In ihrem Buch macht sie diese Kritik von sachlichen Parametern abhängig, primär die Problemlösungsverfahren der Lebensformen. Kann eine Lebensform auf ein erkanntes und reflektiertes Problem nicht adäquat reagieren und das ganze rational bestreiten, so ließe sich diese Lebensform kritisieren beziehungsweise würde diese Form an dem Problem scheitern. Dazu holt Jaeggi sehr weit und ausführlich aus und beschreibt übermäßig detailliert die philosophischen Darstellungen von Problemen, über Hegel, Marx, Dewey und MacIntyre.

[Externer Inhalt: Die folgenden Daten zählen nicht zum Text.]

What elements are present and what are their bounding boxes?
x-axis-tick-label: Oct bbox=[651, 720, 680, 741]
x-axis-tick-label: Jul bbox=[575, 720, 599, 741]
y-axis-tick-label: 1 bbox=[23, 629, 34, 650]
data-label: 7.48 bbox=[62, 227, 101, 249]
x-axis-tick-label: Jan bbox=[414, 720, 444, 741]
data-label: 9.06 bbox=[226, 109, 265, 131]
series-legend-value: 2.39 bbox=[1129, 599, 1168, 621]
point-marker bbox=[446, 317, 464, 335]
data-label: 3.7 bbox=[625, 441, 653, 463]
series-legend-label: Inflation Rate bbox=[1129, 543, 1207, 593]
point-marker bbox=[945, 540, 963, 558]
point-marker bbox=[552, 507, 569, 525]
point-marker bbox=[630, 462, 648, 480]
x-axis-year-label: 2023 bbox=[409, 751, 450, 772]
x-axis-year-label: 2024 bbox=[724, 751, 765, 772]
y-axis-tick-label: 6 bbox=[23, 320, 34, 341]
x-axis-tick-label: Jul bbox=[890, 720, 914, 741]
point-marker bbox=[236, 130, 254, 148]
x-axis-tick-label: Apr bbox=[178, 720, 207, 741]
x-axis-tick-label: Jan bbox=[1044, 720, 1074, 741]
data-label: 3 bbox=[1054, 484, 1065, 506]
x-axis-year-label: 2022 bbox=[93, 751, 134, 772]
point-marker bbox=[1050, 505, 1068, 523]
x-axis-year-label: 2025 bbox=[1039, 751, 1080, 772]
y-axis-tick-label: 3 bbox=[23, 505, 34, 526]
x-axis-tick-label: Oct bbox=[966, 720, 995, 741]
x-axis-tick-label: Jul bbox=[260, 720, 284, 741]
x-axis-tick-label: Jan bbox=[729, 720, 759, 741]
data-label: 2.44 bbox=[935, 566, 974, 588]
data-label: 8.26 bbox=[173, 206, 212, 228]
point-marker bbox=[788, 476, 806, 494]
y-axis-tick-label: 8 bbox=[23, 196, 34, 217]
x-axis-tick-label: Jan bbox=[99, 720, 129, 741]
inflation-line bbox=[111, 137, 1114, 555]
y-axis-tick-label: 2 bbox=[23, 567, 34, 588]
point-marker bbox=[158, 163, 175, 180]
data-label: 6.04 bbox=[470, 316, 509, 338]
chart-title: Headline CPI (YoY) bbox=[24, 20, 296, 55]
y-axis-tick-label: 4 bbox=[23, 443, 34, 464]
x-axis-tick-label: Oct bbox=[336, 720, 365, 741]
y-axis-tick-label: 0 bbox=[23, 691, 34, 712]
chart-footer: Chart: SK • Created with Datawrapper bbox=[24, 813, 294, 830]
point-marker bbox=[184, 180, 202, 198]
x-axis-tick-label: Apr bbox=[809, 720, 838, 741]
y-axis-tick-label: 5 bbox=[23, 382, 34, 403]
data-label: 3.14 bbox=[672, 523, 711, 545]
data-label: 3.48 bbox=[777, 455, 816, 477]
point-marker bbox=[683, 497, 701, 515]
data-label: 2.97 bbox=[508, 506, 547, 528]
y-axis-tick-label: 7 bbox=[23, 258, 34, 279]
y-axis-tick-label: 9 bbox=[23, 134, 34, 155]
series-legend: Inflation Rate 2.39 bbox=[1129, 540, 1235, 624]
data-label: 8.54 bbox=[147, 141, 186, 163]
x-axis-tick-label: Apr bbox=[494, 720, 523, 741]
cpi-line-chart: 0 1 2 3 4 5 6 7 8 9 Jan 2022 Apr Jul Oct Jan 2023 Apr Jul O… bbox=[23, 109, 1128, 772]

Denn sie geht immer von „gegebenen Kontexten und den in der Sache liegenden Maßstäben“ aus. Sie tritt, mit expliziten Verweis auf Marx, „nicht mit einem vorgefertigten Ideal der Wirklichkeit entgegen“, sondern entwickelt dieses Ideal aus dem paradoxalen „Bewegungsmuster der Wirklichkeit“ selbst. Kritik sei dabei ein „Verfahren, Zusammenhänge herzustellen“ – also im Hegelianischen Sinne dialektisch. Damit lebt sie eine kritische Theorie – im Sinne Adornos – der Kritik von Lebensformen vor. Denn Jaeggi sagt dem Leser nicht, was nun heutzutage eine richtige und falsche Lebensform ist, nein, sie will nur aufzeigen, nach welchen Parametern man Lebensformen bemessen kann – leider kopiert sie diese Parameter nur von anderen Denkern, die Eigenleistung ist in diesem wichtigen Punkt leider etwas gering.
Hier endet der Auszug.